S’ajoute à cette situation que de nouveaux modèles d’affaires rendent les voyages en jet privé de luxe plus abordables. Posséder et entretenir un avion privé coûte des dizaines de millions de francs et reste à la seule portée des ultra-riches. Mais toujours plus d’entreprises proposent des services d’affrètement à la demande, des programmes d’adhésion ou des régimes de propriété fractionnée.

«L’utilisation de jets privés reste sans doute une activité très élitiste même si, selon ce que j’entends, les frais d’affrètement s’avèrent quasiment raisonnables sur certaines distances», observe Stefan Gössling.

Les offres de réduction sur les vols à vide repositionnés ont contribué à rendre l’industrie plus abordableLien externe. L’été dernier, par exemple, un aller simple «empty leg» Munich-Genève était commercialisé pour 1190 euros, soit une réduction de prix de 80%, selon la RTS.

Davantage de taxes et de régulation sur les jets privés

En conséquence de quoi il ne fait guère de doute que l’aviation, et les jets privés en particulier, resteront la cible des militants écologistes. Ceux-ci appellent à taxer et réglementer plus durement le secteur pour décourager les utilisateurs et uniformiser les pratiques. Les voix critiques déplorent aussi une situation où les compagnies aériennes, contrairement aux automobilistes européens, ne paient pas de taxe sur le carburant, les billets d’avion étant eux-mêmes largement exonérés de TVA.

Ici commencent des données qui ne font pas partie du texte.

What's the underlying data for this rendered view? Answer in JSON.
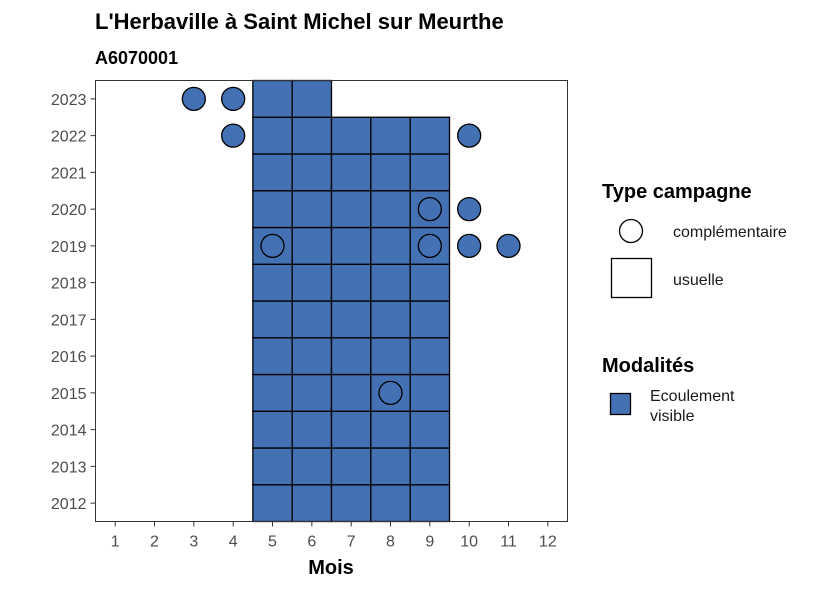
{
  "chart_data": {
    "type": "heatmap",
    "title": "L'Herbaville à Saint Michel sur Meurthe",
    "subtitle": "A6070001",
    "xlabel": "Mois",
    "ylabel": "",
    "x_ticks": [
      1,
      2,
      3,
      4,
      5,
      6,
      7,
      8,
      9,
      10,
      11,
      12
    ],
    "y_ticks": [
      2012,
      2013,
      2014,
      2015,
      2016,
      2017,
      2018,
      2019,
      2020,
      2021,
      2022,
      2023
    ],
    "xlim": [
      0.5,
      12.5
    ],
    "ylim": [
      2011.5,
      2023.5
    ],
    "grid": false,
    "legend_position": "right",
    "fill_color": "#4470b4",
    "modalite_label": "Ecoulement visible",
    "usuelle": [
      {
        "year": 2012,
        "months": [
          5,
          6,
          7,
          8,
          9
        ]
      },
      {
        "year": 2013,
        "months": [
          5,
          6,
          7,
          8,
          9
        ]
      },
      {
        "year": 2014,
        "months": [
          5,
          6,
          7,
          8,
          9
        ]
      },
      {
        "year": 2015,
        "months": [
          5,
          6,
          7,
          8,
          9
        ]
      },
      {
        "year": 2016,
        "months": [
          5,
          6,
          7,
          8,
          9
        ]
      },
      {
        "year": 2017,
        "months": [
          5,
          6,
          7,
          8,
          9
        ]
      },
      {
        "year": 2018,
        "months": [
          5,
          6,
          7,
          8,
          9
        ]
      },
      {
        "year": 2019,
        "months": [
          5,
          6,
          7,
          8,
          9
        ]
      },
      {
        "year": 2020,
        "months": [
          5,
          6,
          7,
          8,
          9
        ]
      },
      {
        "year": 2021,
        "months": [
          5,
          6,
          7,
          8,
          9
        ]
      },
      {
        "year": 2022,
        "months": [
          5,
          6,
          7,
          8,
          9
        ]
      },
      {
        "year": 2023,
        "months": [
          5,
          6
        ]
      }
    ],
    "complementaire": [
      {
        "year": 2023,
        "month": 3,
        "filled": true
      },
      {
        "year": 2023,
        "month": 4,
        "filled": true
      },
      {
        "year": 2022,
        "month": 4,
        "filled": true
      },
      {
        "year": 2022,
        "month": 10,
        "filled": true
      },
      {
        "year": 2020,
        "month": 9,
        "filled": true
      },
      {
        "year": 2020,
        "month": 10,
        "filled": true
      },
      {
        "year": 2019,
        "month": 5,
        "filled": true
      },
      {
        "year": 2019,
        "month": 9,
        "filled": true
      },
      {
        "year": 2019,
        "month": 10,
        "filled": true
      },
      {
        "year": 2019,
        "month": 11,
        "filled": true
      },
      {
        "year": 2015,
        "month": 8,
        "filled": true
      }
    ]
  },
  "legend": {
    "type_title": "Type campagne",
    "type_items": [
      "complémentaire",
      "usuelle"
    ],
    "modalites_title": "Modalités",
    "modalites_line1": "Ecoulement",
    "modalites_line2": "visible"
  }
}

Des militants de Greenpeace ont envahi l'aéroport d'Engadine, , le 22 janvier 2025, pour protester contre l'utilisation croissante des jets privés.
Des militants de Greenpeace ont envahi l’aéroport d’Engadine, le 22 janvier 2025, pour protester contre l’utilisation croissante des jets privés. Keystone / Gian Ehrenzeller

À titre d’exemple, le think tank IPS propose une taxe de 10% sur les jets privés d’occasion et de 5% sur les nouveaux jets, un doublement de la taxe sur le carburant, une autre taxe sur les trajets courts et une contribution au financement des infrastructures aéroportuaires.

D’autres y vont de protestations bien visibles. Cette année, en marge du WEF, une petite trentaine de militants de Greenpeace ont envahi l’aéroport de l’Engadine pour «confisquer» symboliquement une poignée de jets privés en les munissant de ballons gonflables et de chaînes. Le tout donnant lieu à une séance photo destinée à souligner l’usage croissant de ce type d’appareils par les super-riches.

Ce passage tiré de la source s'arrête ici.